Using six years of school admissions data, the group found that Harvard officials consistently gave Asian-Americans the lowest scores in the personal rating, while scoring black and Hispanic students the highest. Asians fared well in other categories including academics, yet they were admitted at the lowest rate.
"We think this is strong evidence that race is being used in the personal score for all of these ethnicities, and it is evidence of an Asian penalty," John Hughes, a lawyer for the group, said in his closing argument.
Harvard insists that the group's statistical analysis, done by a Duke University economist, is flawed, and presented a dueling analysis from a University of California, Berkeley, an economist who found no evidence of bias.
The school's lawyers emphasized that race is only one of many factors considered in its "holistic" review of applicants, and that race can only help, never hurt, a student's chances of getting in.

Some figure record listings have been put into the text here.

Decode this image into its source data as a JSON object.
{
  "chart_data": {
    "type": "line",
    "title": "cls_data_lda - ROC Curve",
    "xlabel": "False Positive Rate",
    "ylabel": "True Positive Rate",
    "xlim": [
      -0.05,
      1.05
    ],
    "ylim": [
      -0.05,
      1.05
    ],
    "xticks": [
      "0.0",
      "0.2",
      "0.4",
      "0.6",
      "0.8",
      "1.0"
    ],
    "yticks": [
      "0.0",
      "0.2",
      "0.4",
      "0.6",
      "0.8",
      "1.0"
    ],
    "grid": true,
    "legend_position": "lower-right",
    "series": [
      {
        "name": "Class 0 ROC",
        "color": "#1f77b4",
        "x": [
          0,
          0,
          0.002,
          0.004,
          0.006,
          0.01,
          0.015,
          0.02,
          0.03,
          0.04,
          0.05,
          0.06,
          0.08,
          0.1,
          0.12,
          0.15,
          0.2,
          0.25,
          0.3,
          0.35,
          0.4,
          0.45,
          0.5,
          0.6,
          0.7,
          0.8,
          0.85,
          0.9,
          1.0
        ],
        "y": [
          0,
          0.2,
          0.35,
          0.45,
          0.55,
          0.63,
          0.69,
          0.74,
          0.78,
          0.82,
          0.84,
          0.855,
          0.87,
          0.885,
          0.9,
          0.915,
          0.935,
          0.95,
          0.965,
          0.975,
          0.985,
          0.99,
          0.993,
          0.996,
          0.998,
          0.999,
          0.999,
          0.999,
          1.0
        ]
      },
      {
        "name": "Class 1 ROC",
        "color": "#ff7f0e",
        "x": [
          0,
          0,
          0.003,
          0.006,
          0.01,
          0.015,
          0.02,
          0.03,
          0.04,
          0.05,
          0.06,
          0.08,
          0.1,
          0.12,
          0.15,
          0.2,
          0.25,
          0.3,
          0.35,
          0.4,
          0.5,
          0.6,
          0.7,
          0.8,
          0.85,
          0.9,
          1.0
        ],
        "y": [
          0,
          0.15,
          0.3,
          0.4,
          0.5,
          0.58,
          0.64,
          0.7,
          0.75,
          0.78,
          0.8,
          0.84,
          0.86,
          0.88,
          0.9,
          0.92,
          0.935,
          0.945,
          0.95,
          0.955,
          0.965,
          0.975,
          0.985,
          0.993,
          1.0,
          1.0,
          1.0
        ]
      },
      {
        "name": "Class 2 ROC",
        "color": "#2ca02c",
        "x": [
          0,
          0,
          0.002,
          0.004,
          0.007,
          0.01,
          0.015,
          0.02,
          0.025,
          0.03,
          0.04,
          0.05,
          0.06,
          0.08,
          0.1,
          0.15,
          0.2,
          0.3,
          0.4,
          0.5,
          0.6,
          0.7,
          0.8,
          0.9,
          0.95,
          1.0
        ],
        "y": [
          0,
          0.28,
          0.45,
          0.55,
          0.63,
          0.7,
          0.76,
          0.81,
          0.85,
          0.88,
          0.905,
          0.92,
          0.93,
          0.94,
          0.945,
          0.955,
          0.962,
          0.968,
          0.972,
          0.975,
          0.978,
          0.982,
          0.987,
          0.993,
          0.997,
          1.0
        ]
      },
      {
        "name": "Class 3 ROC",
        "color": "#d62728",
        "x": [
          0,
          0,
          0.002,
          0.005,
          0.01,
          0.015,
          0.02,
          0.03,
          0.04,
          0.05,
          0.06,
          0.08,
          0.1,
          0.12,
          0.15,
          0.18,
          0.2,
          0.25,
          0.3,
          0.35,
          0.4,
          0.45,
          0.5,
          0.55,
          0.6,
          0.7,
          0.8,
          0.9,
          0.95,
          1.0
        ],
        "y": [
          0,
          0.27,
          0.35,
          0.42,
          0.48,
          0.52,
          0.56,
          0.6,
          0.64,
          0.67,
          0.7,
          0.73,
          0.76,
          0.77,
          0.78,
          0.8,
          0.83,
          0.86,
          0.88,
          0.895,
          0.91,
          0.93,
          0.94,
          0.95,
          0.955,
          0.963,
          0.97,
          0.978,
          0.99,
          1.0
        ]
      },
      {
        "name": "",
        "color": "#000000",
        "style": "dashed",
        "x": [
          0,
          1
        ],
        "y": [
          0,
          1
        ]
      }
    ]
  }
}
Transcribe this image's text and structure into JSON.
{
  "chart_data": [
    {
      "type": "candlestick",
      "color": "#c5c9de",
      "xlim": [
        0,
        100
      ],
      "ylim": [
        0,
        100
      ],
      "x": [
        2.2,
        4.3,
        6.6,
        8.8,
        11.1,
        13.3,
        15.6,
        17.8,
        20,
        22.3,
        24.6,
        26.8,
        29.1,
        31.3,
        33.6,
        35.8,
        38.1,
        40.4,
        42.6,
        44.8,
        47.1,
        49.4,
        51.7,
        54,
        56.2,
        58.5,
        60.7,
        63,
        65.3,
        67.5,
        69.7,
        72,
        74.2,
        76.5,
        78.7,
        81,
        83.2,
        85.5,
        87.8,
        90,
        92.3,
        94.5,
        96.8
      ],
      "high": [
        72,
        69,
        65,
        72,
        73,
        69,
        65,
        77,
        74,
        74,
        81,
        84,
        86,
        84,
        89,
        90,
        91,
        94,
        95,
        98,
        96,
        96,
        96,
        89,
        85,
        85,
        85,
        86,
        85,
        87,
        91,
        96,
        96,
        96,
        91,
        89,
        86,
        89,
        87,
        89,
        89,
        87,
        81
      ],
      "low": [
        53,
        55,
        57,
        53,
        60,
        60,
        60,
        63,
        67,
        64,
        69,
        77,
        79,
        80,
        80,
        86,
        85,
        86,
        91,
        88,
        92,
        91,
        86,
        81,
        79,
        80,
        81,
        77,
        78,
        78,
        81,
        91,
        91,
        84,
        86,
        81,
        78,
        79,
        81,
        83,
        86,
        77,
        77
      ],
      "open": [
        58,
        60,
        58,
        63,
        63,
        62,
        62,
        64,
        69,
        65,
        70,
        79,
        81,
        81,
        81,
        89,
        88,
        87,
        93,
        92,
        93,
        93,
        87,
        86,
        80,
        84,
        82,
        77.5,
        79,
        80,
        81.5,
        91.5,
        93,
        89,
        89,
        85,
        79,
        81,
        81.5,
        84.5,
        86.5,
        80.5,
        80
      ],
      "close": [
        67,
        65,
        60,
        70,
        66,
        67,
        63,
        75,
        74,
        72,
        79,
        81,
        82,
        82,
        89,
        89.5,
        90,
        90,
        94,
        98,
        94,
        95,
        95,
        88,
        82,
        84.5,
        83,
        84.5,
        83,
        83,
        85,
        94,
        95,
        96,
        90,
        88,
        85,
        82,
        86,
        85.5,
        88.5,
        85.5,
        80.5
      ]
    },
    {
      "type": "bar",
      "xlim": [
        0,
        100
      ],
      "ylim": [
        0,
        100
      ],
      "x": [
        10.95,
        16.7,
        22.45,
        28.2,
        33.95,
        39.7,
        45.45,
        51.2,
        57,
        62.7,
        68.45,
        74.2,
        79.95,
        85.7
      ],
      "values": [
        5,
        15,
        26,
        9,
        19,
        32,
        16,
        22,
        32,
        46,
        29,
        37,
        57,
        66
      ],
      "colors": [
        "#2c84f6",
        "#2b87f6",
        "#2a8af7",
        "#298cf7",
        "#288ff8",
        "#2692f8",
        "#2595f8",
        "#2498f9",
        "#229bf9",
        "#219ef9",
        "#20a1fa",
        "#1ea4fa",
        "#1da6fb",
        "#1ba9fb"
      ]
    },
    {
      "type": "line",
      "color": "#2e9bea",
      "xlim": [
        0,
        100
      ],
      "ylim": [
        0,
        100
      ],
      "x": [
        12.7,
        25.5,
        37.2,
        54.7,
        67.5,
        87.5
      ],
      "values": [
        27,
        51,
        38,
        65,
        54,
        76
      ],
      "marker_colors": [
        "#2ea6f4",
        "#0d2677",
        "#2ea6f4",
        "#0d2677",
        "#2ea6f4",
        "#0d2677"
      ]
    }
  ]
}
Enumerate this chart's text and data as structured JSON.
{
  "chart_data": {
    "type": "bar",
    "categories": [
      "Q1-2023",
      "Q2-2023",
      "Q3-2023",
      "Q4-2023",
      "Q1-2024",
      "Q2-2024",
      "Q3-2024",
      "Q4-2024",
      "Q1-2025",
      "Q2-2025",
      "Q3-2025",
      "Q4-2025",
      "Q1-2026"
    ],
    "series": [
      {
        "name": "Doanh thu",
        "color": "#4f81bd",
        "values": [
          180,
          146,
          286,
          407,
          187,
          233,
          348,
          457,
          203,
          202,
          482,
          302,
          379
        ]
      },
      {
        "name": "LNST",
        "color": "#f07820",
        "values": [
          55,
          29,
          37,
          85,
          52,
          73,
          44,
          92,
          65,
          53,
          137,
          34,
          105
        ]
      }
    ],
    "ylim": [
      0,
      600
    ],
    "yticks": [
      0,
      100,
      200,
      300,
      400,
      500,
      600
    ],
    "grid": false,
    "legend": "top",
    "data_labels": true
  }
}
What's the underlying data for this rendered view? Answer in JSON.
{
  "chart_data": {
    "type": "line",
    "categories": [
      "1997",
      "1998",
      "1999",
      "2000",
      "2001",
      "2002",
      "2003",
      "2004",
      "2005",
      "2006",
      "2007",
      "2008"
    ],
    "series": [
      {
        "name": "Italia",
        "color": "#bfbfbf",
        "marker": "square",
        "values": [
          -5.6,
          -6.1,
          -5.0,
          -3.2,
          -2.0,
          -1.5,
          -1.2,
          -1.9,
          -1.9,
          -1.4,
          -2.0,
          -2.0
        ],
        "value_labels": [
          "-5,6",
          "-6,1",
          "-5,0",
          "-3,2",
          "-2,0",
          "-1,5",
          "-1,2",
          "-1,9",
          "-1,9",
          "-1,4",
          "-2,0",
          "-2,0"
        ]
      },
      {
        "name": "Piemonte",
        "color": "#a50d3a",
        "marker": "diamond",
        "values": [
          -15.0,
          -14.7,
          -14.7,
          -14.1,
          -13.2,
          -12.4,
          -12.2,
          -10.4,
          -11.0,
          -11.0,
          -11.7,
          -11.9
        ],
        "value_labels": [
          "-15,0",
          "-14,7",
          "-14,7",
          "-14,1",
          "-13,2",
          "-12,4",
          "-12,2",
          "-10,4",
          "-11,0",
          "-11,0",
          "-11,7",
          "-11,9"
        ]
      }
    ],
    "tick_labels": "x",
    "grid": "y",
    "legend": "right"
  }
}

"Harvard has worked over the years tirelessly to create a vibrant educational environment that includes students from all walks of life. We do not admit simply GPAs and board scores, we admit people," said William Lee, a lawyer for Harvard.
The trial lasted three weeks and featured testimony from more than a dozen current and former Harvard employees, along with scholars and policy experts. Yet no student ever took the stand claiming discrimination.
Students for Fair Admissions, a nonprofit based in Arlington, Virginia, says its 20,000 members include some Asian-Americans who were unfairly rejected from Harvard, but it did not call on any to testify.
Harvard's lawyers jumped on that omission while noting the "powerful" testimony from several students who testified in support of the school.
"If there was an application filed after all of this that showed discrimination, wouldn't we have seen it?" Lee said.
The trial has revealed new and sometimes uncomfortable details about the process Harvard uses to pick about 2,000 students a year out of more than 40,000 applicants.
During testimony, William Fitzsimmons, the longtime admission dean, explained how each student is given a rating in four areas: academics, extracurriculars, athletics and the personal rating, along with an overall score.
Students can choose to provide their race, which may offer a "tip" toward admission, as can other factors like family income or geography. Final decisions are made by a panel of 40 Harvard officials.
Yet there are other ways into Harvard, too. Students for Fair Admissions revealed email exchanges in which Harvard officials openly discussed the family ties or wealth of certain applicants as they decided whether to admit them. It also cast light on a "dean's list" used to track students of special interest, including the children of donors.
The group says such preferences work against racial minorities, while Harvard says it admits the children of donors only if they are otherwise qualified.
The case is being weighed by U.S. District Judge Allison D. Burroughs, who may take weeks or months to issue a ruling. Either way, it is likely to be appealed.
The founder of Students for Fair Admissions, Edward Blum, previously orchestrated a similar lawsuit alleging that the University of Texas discriminated against white applicants. That case was appealed and eventually heard by the Supreme Court, which narrowly ruled in favor of Texas in 2016.